Introduction
4 minutes • 829 words
History’s form is the presentation of a succession of events and deeds.
The history of philosophy deals with the activities of free thought.
- It is how the intellectual world has come into being, been produced, developed.
- It is the history of thought.
I accept the age-old assumption that thinking distinguishes man from the beast.
- What makes man nobler than the beast is what he possesses through thought.
Whatever is human is so only to the extent that it has thought that is active.
Still, insofar as thought is in this way the essential, the substantial, the active in man, it has to do with an infinite manifold and variety of objects.
Thought will be at its best, however, when it is occupied only with what is best in man, with thought itself, where it wants only itself, has to do with itself alone.
- To be occupied with itself is to discover itself by creating itself
- Thought can only do this by manifesting itself.
Thought is active only in producing itself.
- It produces itself by its very own activity.
It is not simply there.
- It exists only by being its own producer.
What it thus produces is philosophy, and what we have to investigate is the series of such productions, the millennial work of thought in bringing itself forth, the voyage of discovery upon which thought embarks in order to discover itself.
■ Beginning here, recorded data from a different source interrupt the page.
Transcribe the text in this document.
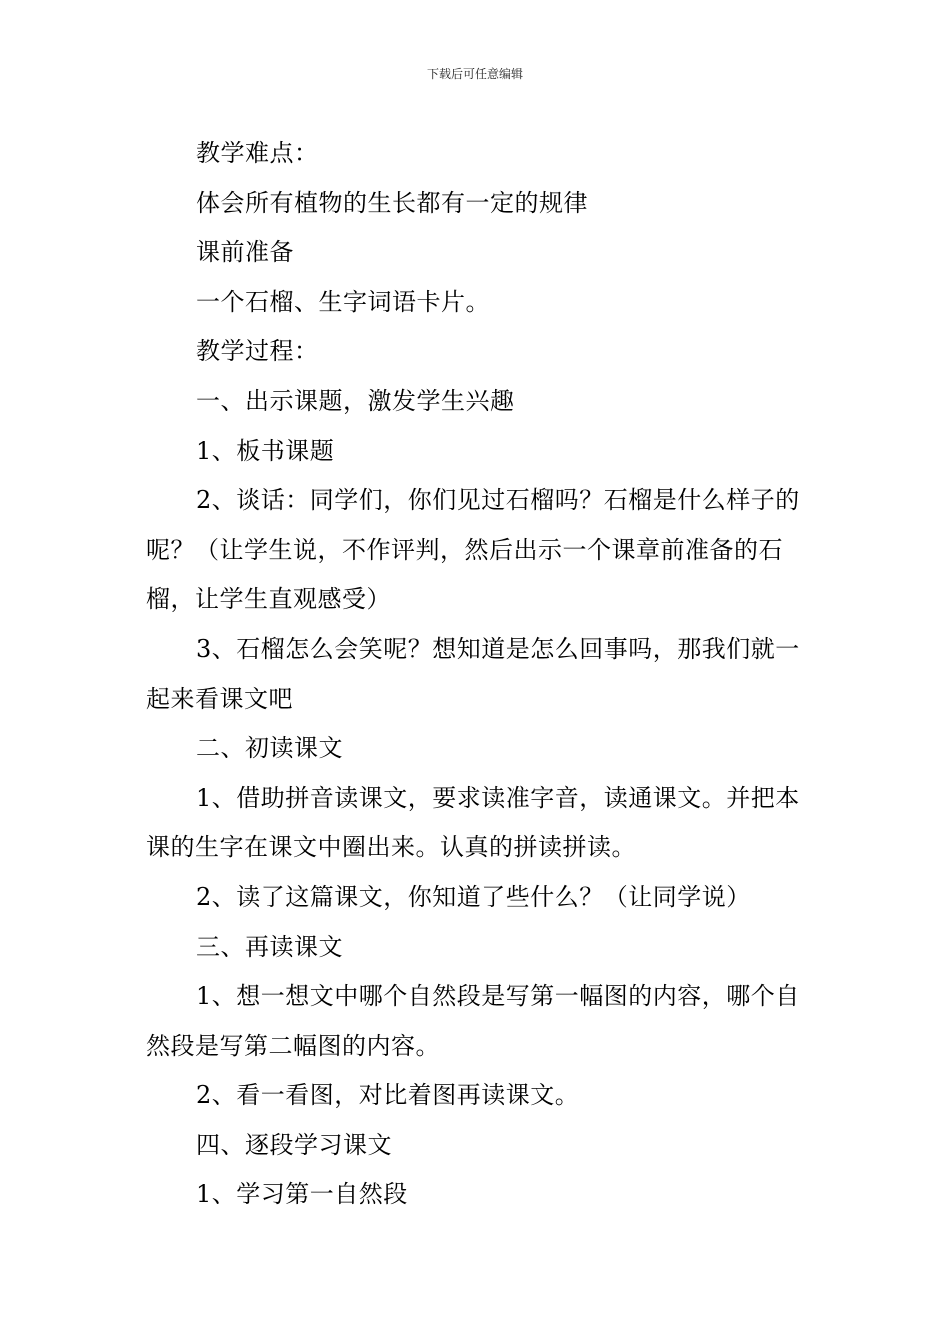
下载后可任意编辑

教学难点：

体会所有植物的生长都有一定的规律

课前准备

一个石榴、生字词语卡片。

教学过程：

一、出示课题，激发学生兴趣

1、板书课题

2、谈话：同学们，你们见过石榴吗？石榴是什么样子的呢？（让学生说，不作评判，然后出示一个课章前准备的石榴，让学生直观感受）

3、石榴怎么会笑呢？想知道是怎么回事吗，那我们就一起来看课文吧

二、初读课文

1、借助拼音读课文，要求读准字音，读通课文。并把本课的生字在课文中圈出来。认真的拼读拼读。

2、读了这篇课文，你知道了些什么？（让同学说）

三、再读课文

1、想一想文中哪个自然段是写第一幅图的内容，哪个自然段是写第二幅图的内容。

2、看一看图，对比着图再读课文。

四、逐段学习课文

1、学习第一自然段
This says in general what our subject-matter is. Still, the statement is so general that there is need to determine more precisely our purpose and the manner of attaining it.
The general remarks we have just made already provide the occasion for further reflection, and it is proper to philosophical consideration to reflect immediately on what has been thought, not to let it be put to use in the way it has been unreflectively thought.
This book is about the series of free thought’s productions, the history of the intellectual world.
The statement is simple, yet it seems contradictory.
The thought which is essentially thought is in and for itself; it is eternal.
What truly is is contained only in thought, and it is true not only today and tomorrow but eternally, outside all time, and, to the extent that it is in time, it is forever, at all times, true.
Now, right here the contradiction immediately appears, i.e., that thought should have a history.
What is presented in history is mutable, has taken place, was once, and is now past, has sunk into the night of the past, is no longer.
Thought, however, is not subject to change, it is not something that has been or is past, it is. The question, then, is: how can what is outside history, since it is not subject to change, still have a history?
The second reflection concerns the relation of philosophy to the other forms and products of the spirit. We have already said that man thinks and that precisely this is essential to him.
Thought has purposes other than those of philosophy, that it has to do with a large number of other objects which are also products or activities of thought.
Religion, art, statecraft, and the like, are also works of the thinking spirit, and yet they must be kept separate from our theme.
How are these distinguished from the activities of spirit which constitute our subject-matter?
Similarly: what historical relation is there between the philosophy of a given time and its religion, art, politics, etc.?
In this Introduction we shall bring out these two points of view in order to orient ourselves regarding the manner in which the history of philosophy is to be handled in these lectures.
These two points of view provide a path to a third, to a division which permits a general overview of the total historical process.
I shall not, however, concern myself with external reflections on the history of philosophy, such as its usefulness and other things which can be said regarding it. Its usefulness will be revealed in the revelation of philosophy itself.
At the end, however, since this is customary, I shall touch briefly on the sources for the history of philosophy. An Introduction should have only one purpose – to give a more precise picture of what our purpose is. The notion which is to be developed here is the concept itself.
This concept does not admit of being proved here (since it is in and for itself); proof of it belongs to the science of philosophy, in the order of logic.
The concept does, however, admit of being made acceptable and plausible by being related to other familiar notions (Vorstellungen) in ordinary cultivated consciousness. Still, this is not philosophical; it merely contributes to clarity.
First, then, we shall consider the concept, the purpose of the history of philosophy. Secondly, we shall consider the relationship of philosophy to other products of the human spirit, such as art, religion, statecraft, etc., and especially its relation to history itself.